J5NEWSROOM.COM, Jakarta – Kasus ‘online scam’ atau tipuan daring sudah menjadi masalah regional dengan korban berasal dari berbagai negara, termasuk Indonesia.
Menteri Luar Negeri Retno Marsudi dalam jumpa pers, Jumat (5/5/2023) menjelaskan pemerintah telah berhasil memulangkan 1.138 warga Indonesia yang menjadi korban perdagangan orang yang dipekerjakan di perusahaan-perusahaan abal-abal yang dipromosikan lewat media internet atau online scam.
“Untuk kasus di Kamboja, saya langsung terjun dan lakukan pembicaraan dengan berbagai otoritas di Kamboja. Dengan kerja sama dan dukungan yang baik dari otoritas di Kamboja, Indonesia berhasil memulangkan 1.138 WNI (warga negara Indonesia) korban perdagangan manusia yang dipekerjakan di online scam dari Kamboja,” kata Retno.

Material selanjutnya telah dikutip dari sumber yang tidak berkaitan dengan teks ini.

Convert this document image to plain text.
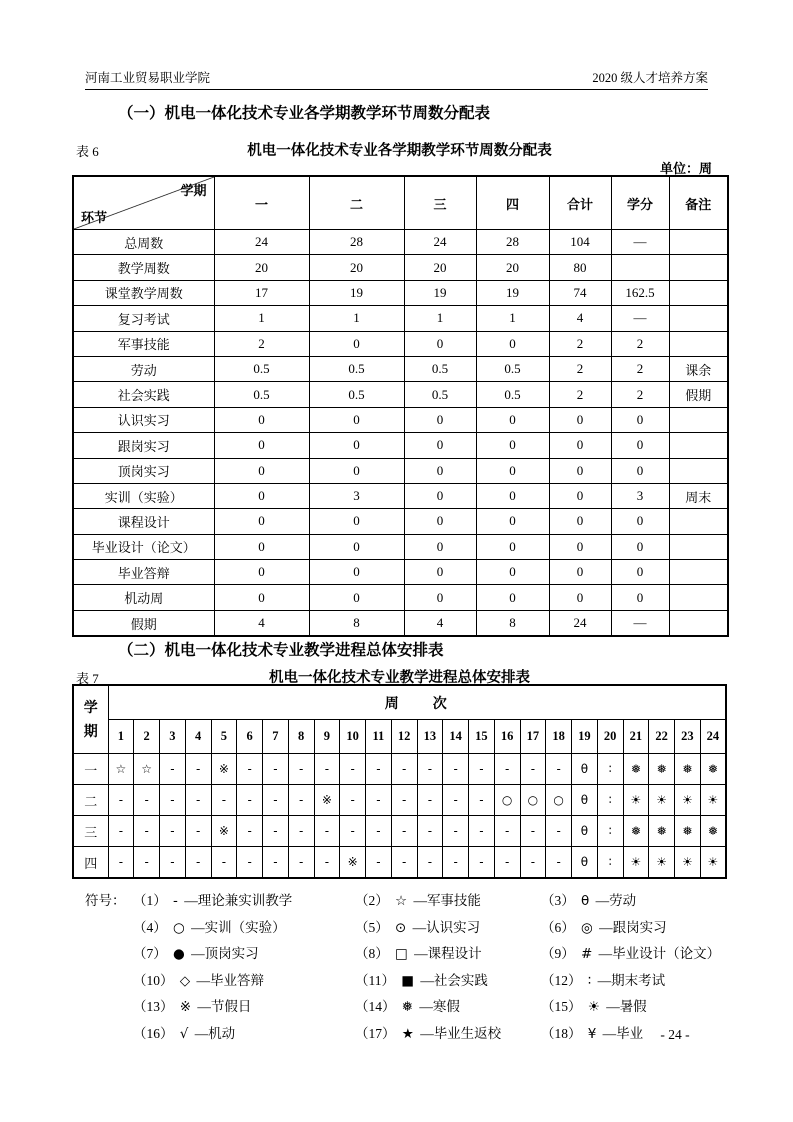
河南工业贸易职业学院	2020 级人才培养方案
（一）机电一体化技术专业各学期教学环节周数分配表
表 6	机电一体化技术专业各学期教学环节周数分配表
单位：周
学期
环节	一	二	三	四	合计	学分	备注
总周数	24	28	24	28	104	—	
教学周数	20	20	20	20	80		
课堂教学周数	17	19	19	19	74	162.5	
复习考试	1	1	1	1	4	—	
军事技能	2	0	0	0	2	2	
劳动	0.5	0.5	0.5	0.5	2	2	课余
社会实践	0.5	0.5	0.5	0.5	2	2	假期
认识实习	0	0	0	0	0	0	
跟岗实习	0	0	0	0	0	0	
顶岗实习	0	0	0	0	0	0	
实训（实验）	0	3	0	0	0	3	周末
课程设计	0	0	0	0	0	0	
毕业设计（论文）	0	0	0	0	0	0	
毕业答辩	0	0	0	0	0	0	
机动周	0	0	0	0	0	0	
假期	4	8	4	8	24	—	
（二）机电一体化技术专业教学进程总体安排表
表 7	机电一体化技术专业教学进程总体安排表
学期	周　　次																							
	1	2	3	4	5	6	7	8	9	10	11	12	13	14	15	16	17	18	19	20	21	22	23	24
一	☆	☆	-	-	※	-	-	-	-	-	-	-	-	-	-	-	-	-	θ	∶	❅	❅	❅	❅
二	-	-	-	-	-	-	-	-	※	-	-	-	-	-	-	○	○	○	θ	∶	☀	☀	☀	☀
三	-	-	-	-	※	-	-	-	-	-	-	-	-	-	-	-	-	-	θ	∶	❅	❅	❅	❅
四	-	-	-	-	-	-	-	-	-	※	-	-	-	-	-	-	-	-	θ	∶	☀	☀	☀	☀
符号： （1） - —理论兼实训教学	（2） ☆ —军事技能	（3） θ —劳动
（4） ○ —实训（实验）	（5） ⊙ —认识实习	（6） ◎ —跟岗实习
（7） ● —顶岗实习	（8） □ —课程设计	（9） # —毕业设计（论文）
（10） ◇ —毕业答辩	（11） ■ —社会实践	（12） ∶ —期末考试
（13） ※ —节假日	（14） ❅ —寒假	（15） ☀ —暑假
（16） √ —机动	（17） ★ —毕业生返校	（18） ¥ —毕业	- 24 -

Menurutnya, dalam tiga tahun terakhir, pemerintah telah menangani dan menyelesaikan 1.841 kasus online scam. Pemerintah memfasilitasi penampungan sementara setelah mereka berhasil dievakuasi, pendampingan hukum, bimbingan kejiwaan, sampai pada pemulangan kembali ke Indonesia.
Pemerintah saat ini, lanjutnya, sedang memberikan perhatian besar dan terus berusaha memberikan perlindungan terhadap warga Indonesia yang dipekerjakan di perusahaan online scam di Myawaddy, Myanmar.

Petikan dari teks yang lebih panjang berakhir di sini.